Neben dem Serben wird der 54-jährige Hauptangeklagte auch von einem Zellengenossen der Justizanstalt Josefstadt belastet. Die beiden kamen ins Gespräch, weil beide Männer den 29-jährigen Drittangeklagten kannten. Da soll der 54-Jährige erzählt haben, dass der 29-Jährige eigentlich mit dem Mord beauftragt wurde. Als Gegenleistung soll ihm der Unternehmer ein Grundstück versprochen haben, was der 29-Jährige laut Anklagebehörde auch überschrieben bekommen hat.

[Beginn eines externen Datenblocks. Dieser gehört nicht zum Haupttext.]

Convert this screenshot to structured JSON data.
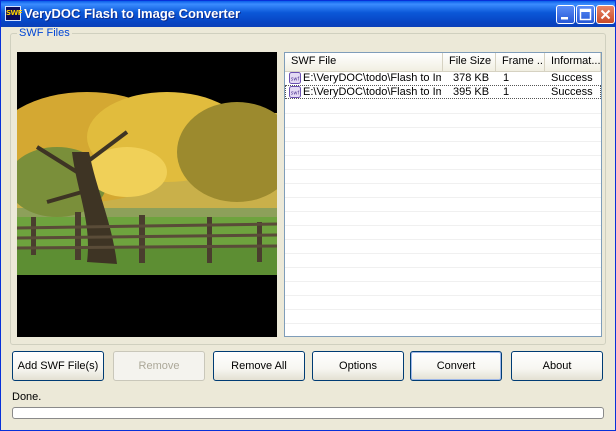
{
  "window": {
    "title": "VeryDOC Flash to Image Converter",
    "icon_text": "SWF",
    "icon": "swf-app-icon",
    "controls": [
      "minimize-icon",
      "maximize-icon",
      "close-icon"
    ]
  },
  "group": {
    "label": "SWF Files"
  },
  "preview": {
    "description_icon": "autumn-tree-image"
  },
  "list": {
    "columns": [
      "SWF File",
      "File Size",
      "Frame ...",
      "Informat..."
    ],
    "rows": [
      {
        "file": "E:\\VeryDOC\\todo\\Flash to Image ...",
        "size": "378 KB",
        "frame": "1",
        "info": "Success"
      },
      {
        "file": "E:\\VeryDOC\\todo\\Flash to Image ...",
        "size": "395 KB",
        "frame": "1",
        "info": "Success"
      }
    ],
    "row_icon": "swf-file-icon"
  },
  "buttons": {
    "add": "Add SWF File(s)",
    "remove": "Remove",
    "remove_all": "Remove All",
    "options": "Options",
    "convert": "Convert",
    "about": "About"
  },
  "status": {
    "text": "Done.",
    "progress": 0
  },
  "colors": {
    "titlebar": "#0A5FE8",
    "group_label": "#0046D5",
    "face": "#ECE9D8"
  }
}
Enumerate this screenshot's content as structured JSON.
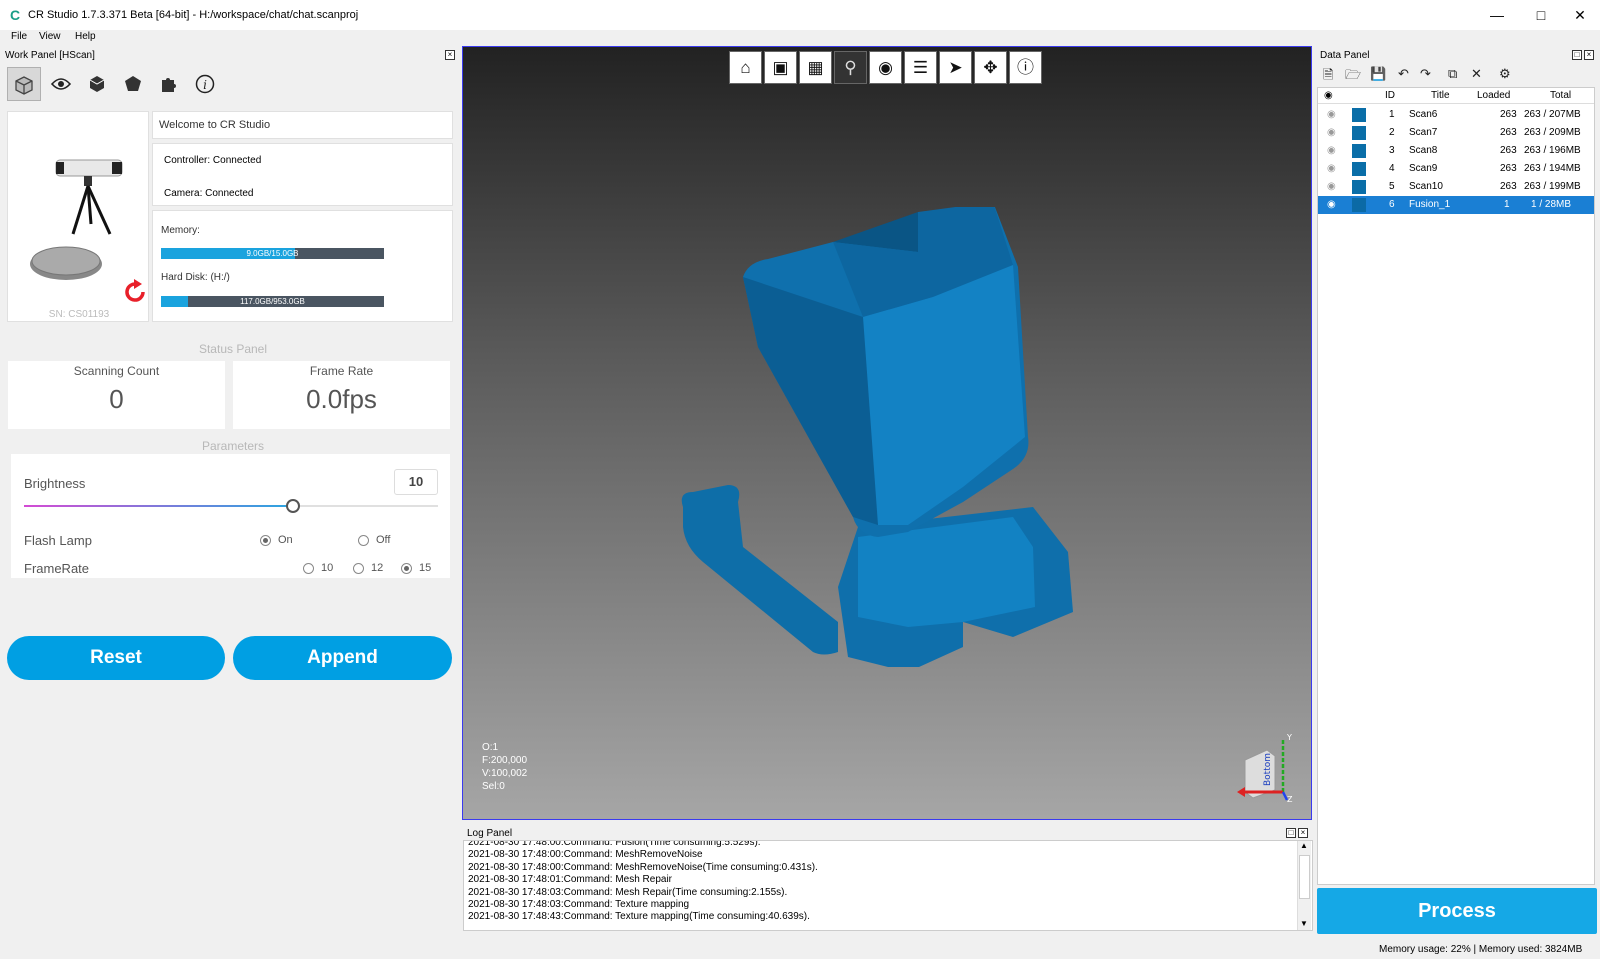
{
  "app": {
    "title": "CR Studio 1.7.3.371 Beta [64-bit] - H:/workspace/chat/chat.scanproj",
    "window_controls": [
      "minimize-icon",
      "maximize-icon",
      "close-icon"
    ]
  },
  "menu": [
    "File",
    "View",
    "Help"
  ],
  "work_panel": {
    "title": "Work Panel [HScan]",
    "tools": [
      "scan-cube-icon",
      "eye-icon",
      "cube-icon",
      "polyhedron-icon",
      "puzzle-icon",
      "info-icon"
    ],
    "serial": "SN: CS01193",
    "welcome": "Welcome to CR Studio",
    "controller": "Controller: Connected",
    "camera": "Camera: Connected",
    "memory_label": "Memory:",
    "memory_text": "9.0GB/15.0GB",
    "memory_used_fraction": 0.6,
    "disk_label": "Hard Disk: (H:/)",
    "disk_text": "117.0GB/953.0GB",
    "disk_used_fraction": 0.123
  },
  "status_panel": {
    "title": "Status Panel",
    "scan_count_label": "Scanning Count",
    "scan_count": "0",
    "frame_rate_label": "Frame Rate",
    "frame_rate": "0.0fps"
  },
  "parameters": {
    "title": "Parameters",
    "brightness_label": "Brightness",
    "brightness": "10",
    "brightness_level": 0.65,
    "flash_label": "Flash Lamp",
    "flash_on": "On",
    "flash_off": "Off",
    "flash_selected": "On",
    "framerate_label": "FrameRate",
    "framerate_options": [
      "10",
      "12",
      "15"
    ],
    "framerate_selected": "15"
  },
  "buttons": {
    "reset": "Reset",
    "append": "Append",
    "process": "Process"
  },
  "viewport": {
    "tools": [
      "home-icon",
      "fit-view-icon",
      "mesh-view-icon",
      "light-bulb-icon",
      "eye-icon",
      "layers-icon",
      "pointer-icon",
      "move-icon",
      "info-icon"
    ],
    "stats": [
      "O:1",
      "F:200,000",
      "V:100,002",
      "Sel:0"
    ],
    "orientation": "Bottom"
  },
  "log": {
    "title": "Log Panel",
    "lines": [
      "2021-08-30 17:48:00:Command: Fusion(Time consuming:5.529s).",
      "2021-08-30 17:48:00:Command: MeshRemoveNoise",
      "2021-08-30 17:48:00:Command: MeshRemoveNoise(Time consuming:0.431s).",
      "2021-08-30 17:48:01:Command: Mesh Repair",
      "2021-08-30 17:48:03:Command: Mesh Repair(Time consuming:2.155s).",
      "2021-08-30 17:48:03:Command: Texture mapping",
      "2021-08-30 17:48:43:Command: Texture mapping(Time consuming:40.639s)."
    ]
  },
  "data_panel": {
    "title": "Data Panel",
    "tools": [
      "new-file-icon",
      "open-folder-icon",
      "save-icon",
      "undo-icon",
      "redo-icon",
      "copy-icon",
      "delete-icon",
      "settings-icon"
    ],
    "columns": [
      "ID",
      "Title",
      "Loaded",
      "Total"
    ],
    "rows": [
      {
        "id": "1",
        "title": "Scan6",
        "loaded": "263",
        "total": "263 / 207MB"
      },
      {
        "id": "2",
        "title": "Scan7",
        "loaded": "263",
        "total": "263 / 209MB"
      },
      {
        "id": "3",
        "title": "Scan8",
        "loaded": "263",
        "total": "263 / 196MB"
      },
      {
        "id": "4",
        "title": "Scan9",
        "loaded": "263",
        "total": "263 / 194MB"
      },
      {
        "id": "5",
        "title": "Scan10",
        "loaded": "263",
        "total": "263 / 199MB"
      },
      {
        "id": "6",
        "title": "Fusion_1",
        "loaded": "1",
        "total": "1 / 28MB"
      }
    ],
    "selected_row": 5
  },
  "statusbar": "Memory usage: 22% | Memory used: 3824MB"
}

Der Kronzeuge aus Serbien soll am zweiten Verhandlungstag am Mittwoch als Zeuge vor Gericht aussagen. Der Mann befindet sich mittlerweile im Zeugenschutzprogramm. Die Frau namens Aleksandra, die in Serbien vermittelt haben soll, ist bis heute nicht auffindbar. Der oder die Täter, die den Ex-Schwiegersohn schlussendlich niedergeschlagen haben, wurden bis heute nicht gefasst. Einen Tag nach dem Attentat hätte ein Gerichtsverfahren stattfinden sollen, wo es um die Sorgerechtszahlungen des Kindes ging.

Das Opfer erlitt übrigens ein Schädel-Hirn-Trauma, einen Schädel-Berstungsbruch sowie mehrere Rissquetschwunden. "Es ist ein medizinisches Wunder, dass er überlebt hat", sagte die Staatsanwältin.